Leaders in Brunswick received confirmation Thursday that the Bureau of Indian Affairs is backing the tribe’s plan.
On behalf of the Maine tribe, the bureau sent a letter of intent to B.J. Penn, the Navy’s assistant secretary for installations and environment.
“It’s the first step towards capturing the property,” said Mathew Eddy, Brunswick’s economic development director and the interim head of the base’s local development authority.
The tribe wants the Navy building known simply as Hangar 5, a hulking brown structure that sits along the south end of the base’s side-by-side runways. The hangar is more than 800-feet long with seven bays, each large enough to park a P-3 Orion inside.
The building also has office space for 700 people.
The tribe hopes to team up with an existing aircraft repair company to occupy the building, said Tim Love, a former tribal governor who is working on the project.

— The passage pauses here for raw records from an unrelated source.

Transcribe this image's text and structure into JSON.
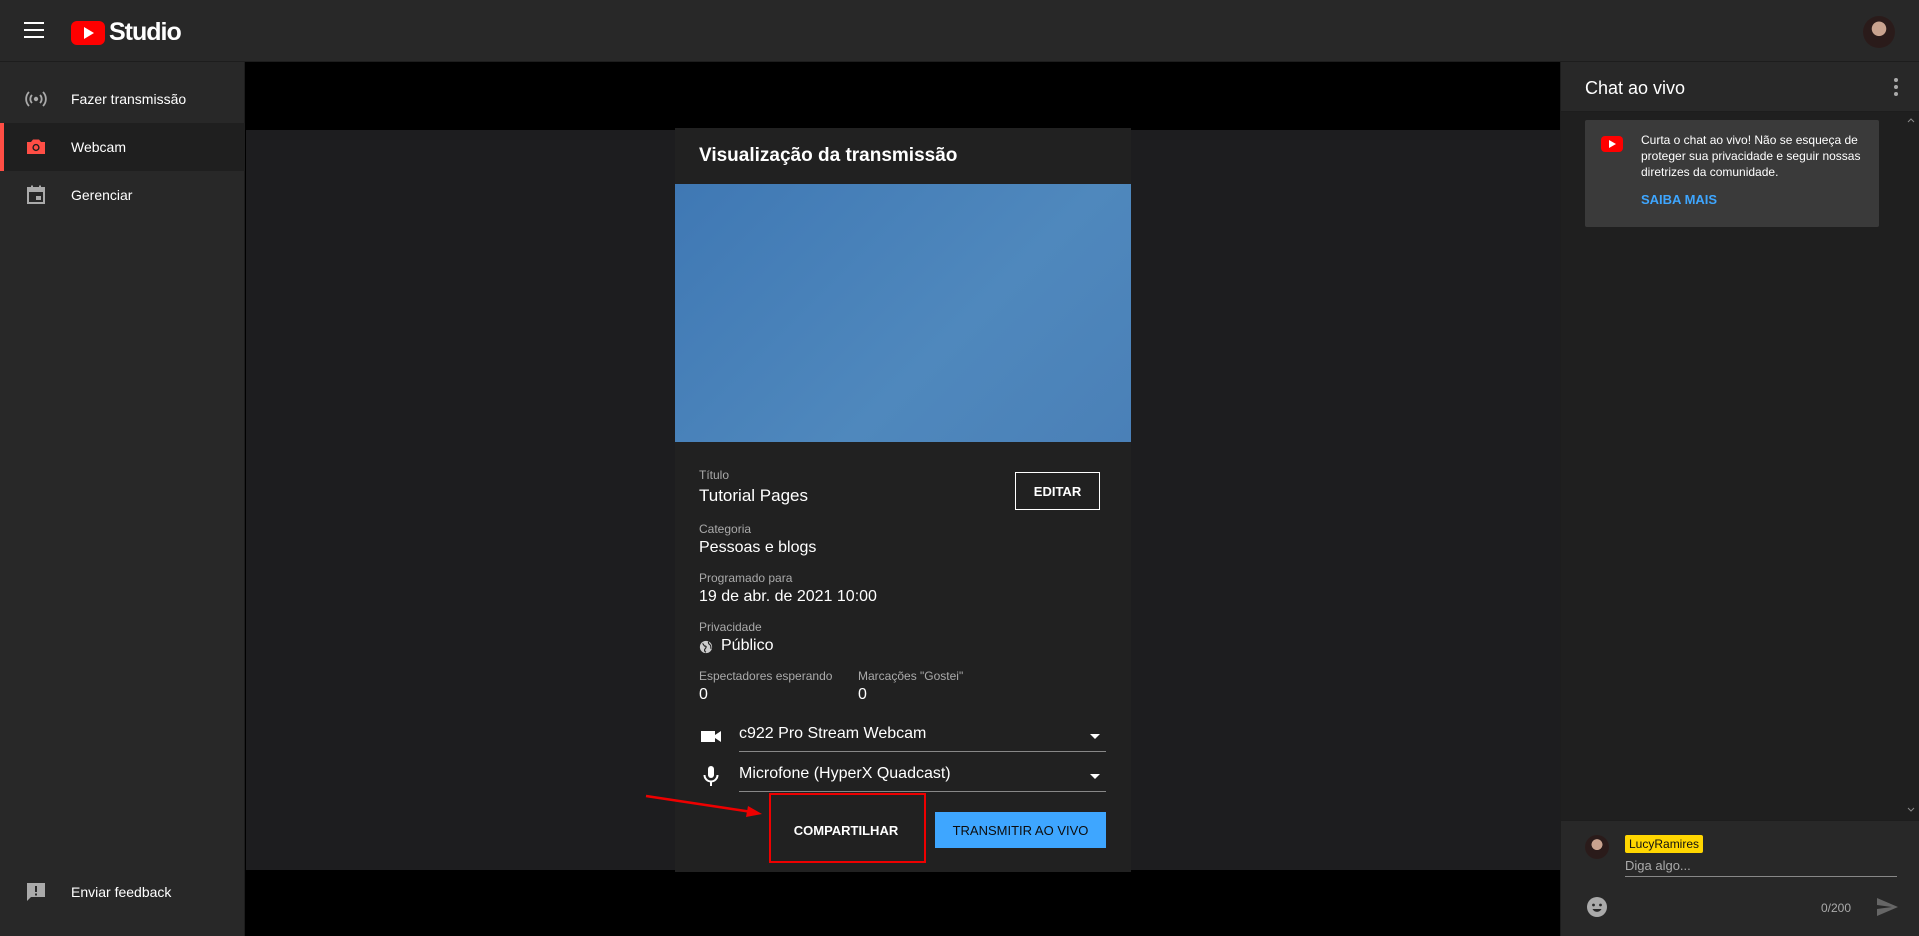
{
  "header": {
    "logo_text": "Studio"
  },
  "sidebar": {
    "items": [
      {
        "label": "Fazer transmissão",
        "icon": "broadcast-icon"
      },
      {
        "label": "Webcam",
        "icon": "camera-icon",
        "active": true
      },
      {
        "label": "Gerenciar",
        "icon": "calendar-icon"
      }
    ],
    "feedback_label": "Enviar feedback"
  },
  "preview": {
    "title": "Visualização da transmissão",
    "edit_label": "EDITAR",
    "titulo_label": "Título",
    "titulo_value": "Tutorial Pages",
    "categoria_label": "Categoria",
    "categoria_value": "Pessoas e blogs",
    "programado_label": "Programado para",
    "programado_value": "19 de abr. de 2021 10:00",
    "privacidade_label": "Privacidade",
    "privacidade_value": "Público",
    "espectadores_label": "Espectadores esperando",
    "espectadores_value": "0",
    "gostei_label": "Marcações \"Gostei\"",
    "gostei_value": "0",
    "camera_value": "c922 Pro Stream Webcam",
    "mic_value": "Microfone (HyperX Quadcast)",
    "share_label": "COMPARTILHAR",
    "live_label": "TRANSMITIR AO VIVO"
  },
  "chat": {
    "title": "Chat ao vivo",
    "notice_text": "Curta o chat ao vivo! Não se esqueça de proteger sua privacidade e seguir nossas diretrizes da comunidade.",
    "notice_link": "SAIBA MAIS",
    "username": "LucyRamires",
    "input_placeholder": "Diga algo...",
    "counter": "0/200"
  },
  "colors": {
    "accent_red": "#ff0000",
    "active_bar": "#ff4e45",
    "link_blue": "#3ea6ff",
    "highlight": "#e00000",
    "username_badge": "#ffd600"
  }
}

Once operating, the company’s Native American ties would make it eligible for no-bid negotiated contracts with the federal government. Jobs might include repairing Army or Navy planes, Love said.
Such plans are a long way off, though.
The local development authority is currently seeking bids from firms to look at whether a civilian airport is even feasible at the base.
It will likely be a year before that question is settled. Then, the authority must decide the next step.
The Navy is expected to move out in three to five years.
However, several groups have already expressed interest in the base. The Air Force Reserve and the Maine National Guard have both filed letters of intent earmarking portions of the Brunswick complex.
And two other Maine Indian tribes, the Passamaquoddy and the Micmac, have suggested interest in the whole base, all 3,220 acres. The Bureau of Indian Affairs nixed those proposals, though.
If the Penobscot plan seems valid, the town and the local development authority will listen, Eddy said.
“We’re trying to reuse the base in a way that helps the most people,” Eddy said. “We’re going to have a lot of power to guide the process.”
For now, the tribe needs to write a detailed plan for the hangar and a few smaller nearby buildings, which are also part of the request.
“We’ll have it in no later than March 13,” Love said.
Part of the documentation must include a budget, one that may or may not include the cost of the hangar.
“We’re going to ask for a waiver: a no-cost transfer,” Love said.
If the waiver does not pass, the project would likely still work, though it won’t make as much money for the tribe.
“For us, the project is not so much about jobs as it is revenue,” Love said. “We already get enough federal handouts. We’d rather be a player.”
Love, the tribal representative to the Governor’s Task Force for the base, will soon get his first glimpse of the hangar.
The task force plans to tour the base on Tuesday.